Sur un autre point, l’étude montre que, contrairement aux conclusions de l’Auteur (Nanga-Me-Abengmoni, 2020), le téléenseignement sur WhatsApp peut conduire à un manque d’émulation entre les apprenants, puisque toutes les réponses peuvent directement être consultées à partir du téléphone.

En outre, il est à mettre à l’actif de la crise sanitaire mondiale liée à la COVID-19 le changement de regard que les politiques et les professionnels de l’éducation ont souvent porté à l’entreprise de digitalisation. L’effet de nouveauté qui s’est imposé à toute la communauté éducative comporte certains avantages : le recul de la peur des technologies et de la résistance au changement, le recul de la « pseudo-fracture numérique » le plus souvent tributaire d’un manque de volonté et d’un refus de l’innovation (Onguéné Essono et Béché, 2013), la mise en place d’un apprentissage en réseau (par exemple le SMS-based-Learning), la diversification des sources d’apprentissage ainsi que la mise en place d’une ingénierie technopédagogique spécifique aux problèmes et au contexte d’apprentissage à l’instar du dispositif didactique sur WhatsApp qui fait l’objet de cette étude.

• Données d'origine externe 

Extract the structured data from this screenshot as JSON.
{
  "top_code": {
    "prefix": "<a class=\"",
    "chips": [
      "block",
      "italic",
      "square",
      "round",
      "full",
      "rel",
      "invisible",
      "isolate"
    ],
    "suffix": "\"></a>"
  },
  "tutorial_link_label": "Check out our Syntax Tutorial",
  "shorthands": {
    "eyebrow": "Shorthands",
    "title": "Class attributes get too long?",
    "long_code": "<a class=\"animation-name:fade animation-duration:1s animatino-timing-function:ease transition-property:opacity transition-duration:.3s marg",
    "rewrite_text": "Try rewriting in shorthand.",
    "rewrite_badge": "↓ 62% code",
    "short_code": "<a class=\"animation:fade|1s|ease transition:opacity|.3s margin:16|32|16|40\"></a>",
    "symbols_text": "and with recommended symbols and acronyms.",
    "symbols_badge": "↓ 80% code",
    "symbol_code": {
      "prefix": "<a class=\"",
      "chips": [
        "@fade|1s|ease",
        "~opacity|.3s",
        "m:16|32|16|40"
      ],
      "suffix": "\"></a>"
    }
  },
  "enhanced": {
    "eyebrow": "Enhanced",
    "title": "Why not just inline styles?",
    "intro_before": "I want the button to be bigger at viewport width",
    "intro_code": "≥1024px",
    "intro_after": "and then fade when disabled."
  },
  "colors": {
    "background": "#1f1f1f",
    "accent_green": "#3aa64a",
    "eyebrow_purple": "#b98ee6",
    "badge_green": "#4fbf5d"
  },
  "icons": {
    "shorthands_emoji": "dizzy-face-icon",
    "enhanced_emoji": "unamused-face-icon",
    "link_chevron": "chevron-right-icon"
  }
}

Cependant au-delà de l’autosatisfaction, il faut reconnaitre que beaucoup reste à faire. Les actions à mener devront viser les responsables de la politique de développement des infrastructures éducatives, les parents, les élèves, les enseignants et les chercheurs dans le numérique. Il est nécessaire d’investir dans les équipements scolaires afin de garantir une riposte plus adéquate dans le futur. Plutôt qu’interdire les médias mobiles, sensibiliser les apprenants au modèle d’apprentissage nomade et sur leurs responsabilités en tant que sujet de droit (Attenoukon et al., 2016) s’avère important. Les dérives au sein du système scolaire ne sont pas l’apanage des nouveaux médias à eux seuls. S’il y a péril en la demeure, alors il est davantage nécessaire d’autonomiser et de sensibiliser très tôt les apprenants au lieu de les retenir dans une prétendue bulle protectrice qui a pour vocation de s’effondrer. Investir dans la formation continue des enseignants garantira également le futur des TICE. Ce projet doit être élaboré autour d’une ambition plus grande visant la production des contenus et la mise en place de partenariats interinstitutionnels (Nanga-Me-Abengmoni, 2019).

Conclusion

En conclusion, le présent article a évalué un projet de téléenseignement dispensé sur la plateforme WhatsApp. Il a proposé à la communauté scientifique un dispositif technopédagogique réplicable dans d’autres circonstances de recherche et a apporté la preuve empirique de la valeur ajoutée de l’application WhatsApp dans le processus enseignement/apprentissage/évaluation. Au demeurant, il est nécessaire d’évoluer vers la recherche-action dans la salle de classe où les processus de digitalisation seront directement intégrés à la pratique scolaire.